A $50,000 project that’s $45,000 short of being funded could be a beneficiary of the Florida Department of Transportation’s Overland Bridge Project.
A proposed inland artificial reef in the St. Johns River near San Marco was on the Jacksonville Waterways Commission Artificial Reef Subcommittee’s agenda Wednesday at City Hall.
The reef is proposed to be constructed in 16 feet of water west of Jim Rink Park and south of the Fuller Warren Bridge.
City Planner Jody McDaniel said the process of obtaining permits to construct the artificial reef is proceeding with state and federal agencies.
She said the Florida Fish and Wildlife Commission and the U.S. Army Corps of Engineers have requested additional information.
“They have 10 concerns,” including mapping the proposed site, details on how the reef will be deployed and monitoring the effect the underwater structure may have on endangered species, McDaniel said. She described the reef in the river as a pilot program.
McDaniel said the required permits could be issued as soon as January.
The project involves placing recycled concrete on the river bottom to attract fish and other marine life to improve recreational fishing. The cost of the project, estimated at $50,000, involves obtaining concrete debris, transporting it to the site and submerging it in the river at the site.
One proposal is to purchase the concrete from a recycler in St. Augustine, transport it by truck and then by barge to the project site.
Another proposal is to purchase the concrete material from a recycling company in Talleyrand, which would reduce the transportation cost.
McDaniel said only $5,000 in funding for the materials has been obtained from the Coastal Conservation Association.
The association is a statewide, nonprofit marine conservation organization that advocates protecting the state’s marine resources and access for recreational fishing.
City Council created the commission in 1984.
Council member Lori Boyer, whose district includes San Marco, suggested to the subcommittee that the concrete material for the reef project could be obtained from FDOT’s Overland Bridge Project, which is scheduled to begin by January.
The $224 million improvement project is a series of new overpasses on Interstate 95, starting at the south end of the Fuller Warren Bridge and extending south to near Emerson Street. The entire 2.3-mile span of expressway will be replaced.
Boyer said the demolition will generate a large amount of debris and that could be a source of recycled concrete for the nearby reef project.
“The state could donate the rubble to the City. The contractor needs to get rid of it. We could be doing them a favor,” she said.
Boyer also discussed another issue in her district, a riverfront park area north of the intersection of Landon Avenue and River Road that has become popular with anglers.
She said the number of people fishing in the park, which has no restrooms or dedicated parking area, has become an issue for adjacent property owners.
“We have a list of problems,” Boyer said.

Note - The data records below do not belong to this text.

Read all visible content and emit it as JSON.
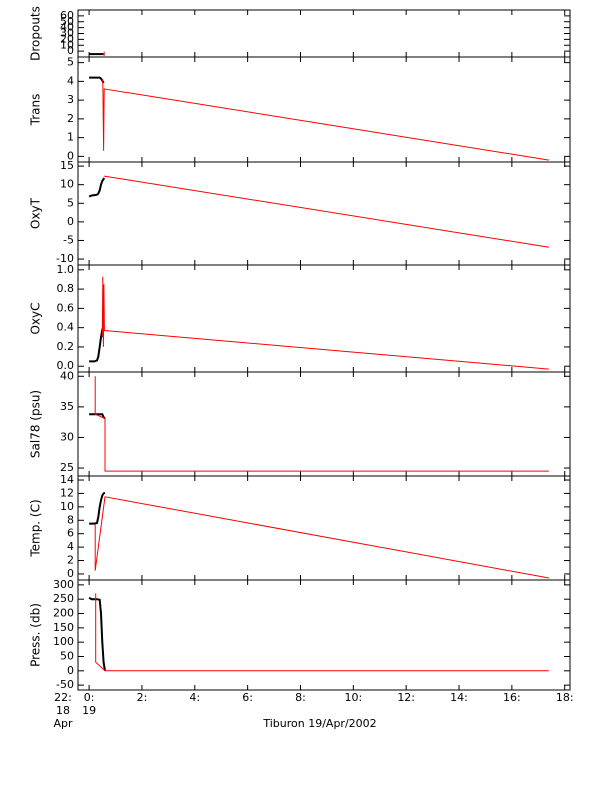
{
  "chart_data": [
    {
      "type": "line",
      "ylabel": "Dropouts",
      "ylim": [
        -10,
        70
      ],
      "yticks": [
        0,
        10,
        20,
        30,
        40,
        50,
        60
      ],
      "series": [
        {
          "color": "#000000",
          "x": [
            0,
            0.05,
            0.1,
            0.15,
            0.2,
            0.25,
            0.3,
            0.35,
            0.4,
            0.45,
            0.5,
            0.55
          ],
          "values": [
            -5,
            -5,
            -5,
            -5,
            -5,
            -5,
            -5,
            -5,
            -5,
            -5,
            -5,
            -5
          ]
        },
        {
          "color": "#ff0000",
          "x": [
            0.57,
            0.57
          ],
          "values": [
            -8,
            -1
          ]
        }
      ]
    },
    {
      "type": "line",
      "ylabel": "Trans",
      "ylim": [
        -0.3,
        5.3
      ],
      "yticks": [
        0,
        1,
        2,
        3,
        4,
        5
      ],
      "series": [
        {
          "color": "#000000",
          "x": [
            0,
            0.1,
            0.2,
            0.3,
            0.4,
            0.45,
            0.5,
            0.55
          ],
          "values": [
            4.2,
            4.2,
            4.2,
            4.2,
            4.2,
            4.15,
            4.05,
            3.9
          ]
        },
        {
          "color": "#ff0000",
          "x": [
            0.52,
            0.55,
            0.57,
            17.4
          ],
          "values": [
            4.1,
            0.3,
            3.6,
            -0.2
          ]
        }
      ]
    },
    {
      "type": "line",
      "ylabel": "OxyT",
      "ylim": [
        -11.6,
        16.1
      ],
      "yticks": [
        -10,
        -5,
        0,
        5,
        10,
        15
      ],
      "series": [
        {
          "color": "#000000",
          "x": [
            0,
            0.1,
            0.2,
            0.3,
            0.35,
            0.4,
            0.45,
            0.5,
            0.55,
            0.57
          ],
          "values": [
            6.8,
            7.1,
            7.2,
            7.3,
            7.6,
            8.5,
            10,
            11,
            11.5,
            11.8
          ]
        },
        {
          "color": "#ff0000",
          "x": [
            0.57,
            17.4
          ],
          "values": [
            12.3,
            -6.8
          ]
        }
      ]
    },
    {
      "type": "line",
      "ylabel": "OxyC",
      "ylim": [
        -0.06,
        1.05
      ],
      "yticks": [
        {
          "value": 0,
          "label": "0.0"
        },
        0.2,
        0.4,
        0.6,
        0.8,
        {
          "value": 1,
          "label": "1.0"
        }
      ],
      "series": [
        {
          "color": "#000000",
          "x": [
            0,
            0.1,
            0.2,
            0.3,
            0.35,
            0.4,
            0.45,
            0.5,
            0.55,
            0.57
          ],
          "values": [
            0.05,
            0.05,
            0.05,
            0.06,
            0.1,
            0.2,
            0.3,
            0.38,
            0.42,
            0.43
          ]
        },
        {
          "color": "#ff0000",
          "x": [
            0.5,
            0.52,
            0.54,
            0.56,
            0.58,
            17.4
          ],
          "values": [
            0.3,
            0.93,
            0.2,
            0.85,
            0.37,
            -0.03
          ]
        }
      ]
    },
    {
      "type": "line",
      "ylabel": "Sal78 (psu)",
      "ylim": [
        23.7,
        40.7
      ],
      "yticks": [
        25,
        30,
        35,
        40
      ],
      "series": [
        {
          "color": "#000000",
          "x": [
            0,
            0.1,
            0.2,
            0.3,
            0.4,
            0.5,
            0.55,
            0.6
          ],
          "values": [
            33.8,
            33.8,
            33.8,
            33.8,
            33.8,
            33.8,
            33.3,
            33.1
          ]
        },
        {
          "color": "#ff0000",
          "x": [
            0.23,
            0.23,
            0.6,
            0.6,
            17.4
          ],
          "values": [
            40,
            33.8,
            33.1,
            24.5,
            24.5
          ]
        }
      ]
    },
    {
      "type": "line",
      "ylabel": "Temp. (C)",
      "ylim": [
        -0.9,
        14.6
      ],
      "yticks": [
        0,
        2,
        4,
        6,
        8,
        10,
        12,
        14
      ],
      "series": [
        {
          "color": "#000000",
          "x": [
            0,
            0.1,
            0.2,
            0.3,
            0.35,
            0.4,
            0.45,
            0.5,
            0.55,
            0.6
          ],
          "values": [
            7.5,
            7.5,
            7.5,
            7.6,
            8.5,
            10,
            11,
            11.7,
            12,
            12.1
          ]
        },
        {
          "color": "#ff0000",
          "x": [
            0.23,
            0.23,
            0.6,
            17.4
          ],
          "values": [
            7.5,
            0.5,
            11.5,
            -0.6
          ]
        }
      ]
    },
    {
      "type": "line",
      "ylabel": "Press. (db)",
      "ylim": [
        -67,
        317
      ],
      "yticks": [
        -50,
        0,
        50,
        100,
        150,
        200,
        250,
        300
      ],
      "xlabel": "Tiburon 19/Apr/2002",
      "xlim": [
        -0.42,
        18.2
      ],
      "xticks": [
        {
          "value": -0.42,
          "label": "22:"
        },
        {
          "value": 0,
          "label": "0:"
        },
        {
          "value": 2,
          "label": "2:"
        },
        {
          "value": 4,
          "label": "4:"
        },
        {
          "value": 6,
          "label": "6:"
        },
        {
          "value": 8,
          "label": "8:"
        },
        {
          "value": 10,
          "label": "10:"
        },
        {
          "value": 12,
          "label": "12:"
        },
        {
          "value": 14,
          "label": "14:"
        },
        {
          "value": 16,
          "label": "16:"
        },
        {
          "value": 18,
          "label": "18:"
        }
      ],
      "day_labels": [
        {
          "value": -0.42,
          "label": "18"
        },
        {
          "value": 0,
          "label": "19"
        }
      ],
      "month_label": "Apr",
      "series": [
        {
          "color": "#000000",
          "x": [
            0,
            0.1,
            0.2,
            0.3,
            0.4,
            0.45,
            0.5,
            0.55,
            0.6
          ],
          "values": [
            255,
            250,
            250,
            250,
            248,
            200,
            100,
            30,
            0
          ]
        },
        {
          "color": "#ff0000",
          "x": [
            0.25,
            0.25,
            0.6,
            17.4
          ],
          "values": [
            270,
            30,
            0,
            0
          ]
        }
      ]
    }
  ]
}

She cited garbage cans regularly overflowing, despite the availability of seven receptacles in the one-block area; and individuals using the park taking up all of the available on-street parking, making it difficult for homeowners in the area to use the spaces. Boyer said there are no restroom facilities, which has led to people using the park trespassing on private property and causing sanitation issues.
People fishing and harvesting shrimp at night, when the park is closed, also is an issue, she said.
City Parks & Recreation Director Kelley Boree said there is no way to provide parking or restrooms for the park and that the Jacksonville Sheriff’s Office is involved, attempting to enforce the park rules.
“The issue from my standpoint is the situation has gotten worse. I hate the idea of saying ‘no fishing’ as a solution, but I don’t have any answers,” said Boyer.